Our results indicated that all tested plant extracts, Ocimum basilicum,
Azadirachta indica, Eucalyptus chamadulonsis, Datura stramonium,
Nerium oleander and Allium sativum and fungicide, Ridomil Plus
50% WP, caused significant reduction in the linear growth of A. solani.
This reduction was gradually increased by increasing the concentration of extracts
in the growth medium. Ridomil Plus was more effective than the plant extracts.
Similar effect of various other plant products effective against Alternaria
spp. have been reported by several workers (Latha et
al., 2009; Goussous et al., 2010). Vijayan
(1989) reported that the bulb extract of A. sativum, leaf extract
of Aegle marmelos and flower extract of Catharanthus roseus inhibited
the spore germination and mycelial growth of A. solani.
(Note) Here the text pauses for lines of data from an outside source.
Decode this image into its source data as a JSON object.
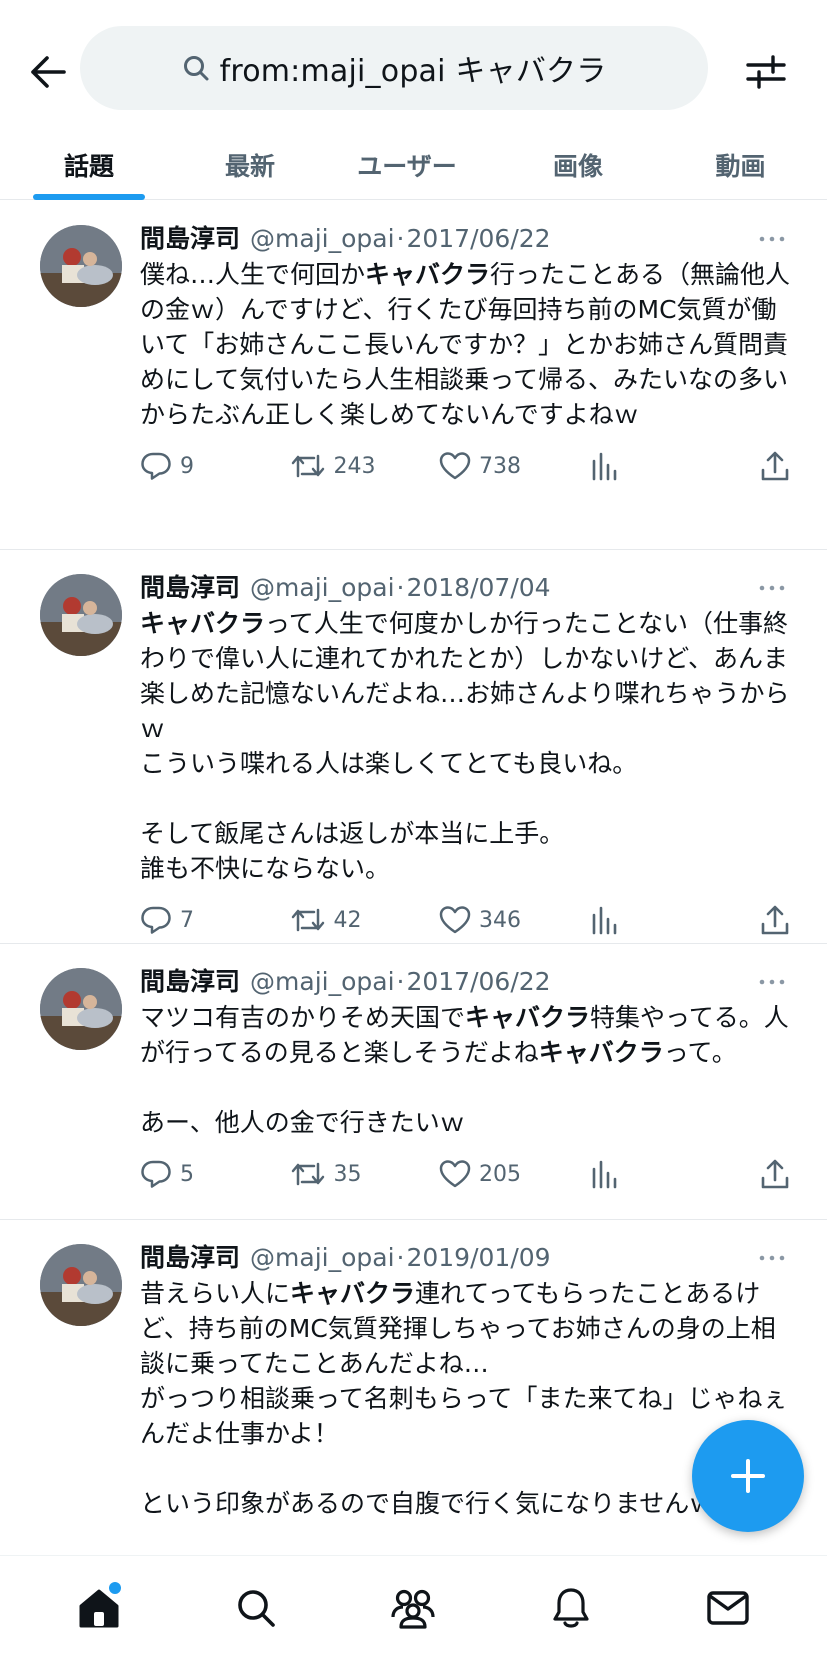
{
  "search": {
    "query": "from:maji_opai キャバクラ"
  },
  "tabs": [
    {
      "label": "話題",
      "active": true
    },
    {
      "label": "最新",
      "active": false
    },
    {
      "label": "ユーザー",
      "active": false
    },
    {
      "label": "画像",
      "active": false
    },
    {
      "label": "動画",
      "active": false
    }
  ],
  "posts": [
    {
      "name": "間島淳司",
      "handle": "@maji_opai",
      "date": "2017/06/22",
      "body_parts": [
        {
          "t": "僕ね…人生で何回か"
        },
        {
          "t": "キャバクラ",
          "b": true
        },
        {
          "t": "行ったことある（無論他人の金ｗ）んですけど、行くたび毎回持ち前のMC気質が働いて「お姉さんここ長いんですか？」とかお姉さん質問責めにして気付いたら人生相談乗って帰る、みたいなの多いからたぶん正しく楽しめてないんですよねｗ"
        }
      ],
      "replies": "9",
      "reposts": "243",
      "likes": "738"
    },
    {
      "name": "間島淳司",
      "handle": "@maji_opai",
      "date": "2018/07/04",
      "body_parts": [
        {
          "t": "キャバクラ",
          "b": true
        },
        {
          "t": "って人生で何度かしか行ったことない（仕事終わりで偉い人に連れてかれたとか）しかないけど、あんま楽しめた記憶ないんだよね…お姉さんより喋れちゃうからｗ\nこういう喋れる人は楽しくてとても良いね。\n\nそして飯尾さんは返しが本当に上手。\n誰も不快にならない。"
        }
      ],
      "replies": "7",
      "reposts": "42",
      "likes": "346"
    },
    {
      "name": "間島淳司",
      "handle": "@maji_opai",
      "date": "2017/06/22",
      "body_parts": [
        {
          "t": "マツコ有吉のかりそめ天国で"
        },
        {
          "t": "キャバクラ",
          "b": true
        },
        {
          "t": "特集やってる。人が行ってるの見ると楽しそうだよね"
        },
        {
          "t": "キャバクラ",
          "b": true
        },
        {
          "t": "って。\n\nあー、他人の金で行きたいｗ"
        }
      ],
      "replies": "5",
      "reposts": "35",
      "likes": "205"
    },
    {
      "name": "間島淳司",
      "handle": "@maji_opai",
      "date": "2019/01/09",
      "body_parts": [
        {
          "t": "昔えらい人に"
        },
        {
          "t": "キャバクラ",
          "b": true
        },
        {
          "t": "連れてってもらったことあるけど、持ち前のMC気質発揮しちゃってお姉さんの身の上相談に乗ってたことあんだよね…\nがっつり相談乗って名刺もらって「また来てね」じゃねぇんだよ仕事かよ！\n\nという印象があるので自腹で行く気になりませんｗ"
        }
      ],
      "replies": "",
      "reposts": "",
      "likes": ""
    }
  ],
  "icons": {
    "back": "arrow-left-icon",
    "search": "search-icon",
    "filter": "sliders-icon",
    "reply": "reply-icon",
    "repost": "repost-icon",
    "like": "heart-icon",
    "views": "analytics-icon",
    "share": "share-icon",
    "compose": "plus-icon",
    "home": "home-icon",
    "explore": "search-icon",
    "communities": "people-icon",
    "notifications": "bell-icon",
    "messages": "mail-icon"
  },
  "colors": {
    "accent": "#1d9bf0",
    "text": "#0f1419",
    "muted": "#536471"
  }
}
The inhibitory
effect of the fungicide on the growth of A. solani was reported by many
researchers (Patil et al., 2001; Abada
et al., 2008). The inhibitory effect of the tested plant extracts
may be due to their direct toxic effect to the pathogen as reported by Vijayan
(1989). Investigations on mechanisms of disease suppression by plant products
have suggested that the active principles present in plant extracts may either
act on the pathogen directly (Amadioha, 2000), or induce
systemic resistance in host plants resulting in reduction of disease development
(Kagale et al., 2004).
The greenhouse and field experiments indicated that foliar spray of tomato
plants by plant extracts and fungicide resulted in significant reduction in
early blight infection. However, the tested fungicide was more efficient than
plant extracts. These results were similar to previous work on the role of plant
extracts in fungal disease control. Several authors including Krebs
et al. (2006), Curtis et al. (2004)
and Latha et al. (2009) reported that plant extracts
from 20 non-host plant species caused reduction of early blight disease and
suppressed the mycelial growth of A. solani. All tested plant extracts
treatments improved the yield of tomato plants compared to infected control.
In conclusion, present study demonstrated that many plant extracts, O. basilicum, A. indica, E. chamadulonsis, D. stramonium, N. oleander and A. sativum, can be used for the bio-control of early blight disease. Thus, this method of control can contribute to minimizing the risks and hazards of toxic fungicides, especially on vegetables produced for fresh consumption. Further research into these extracts will identify the active compounds responsible for their fungicidal activity.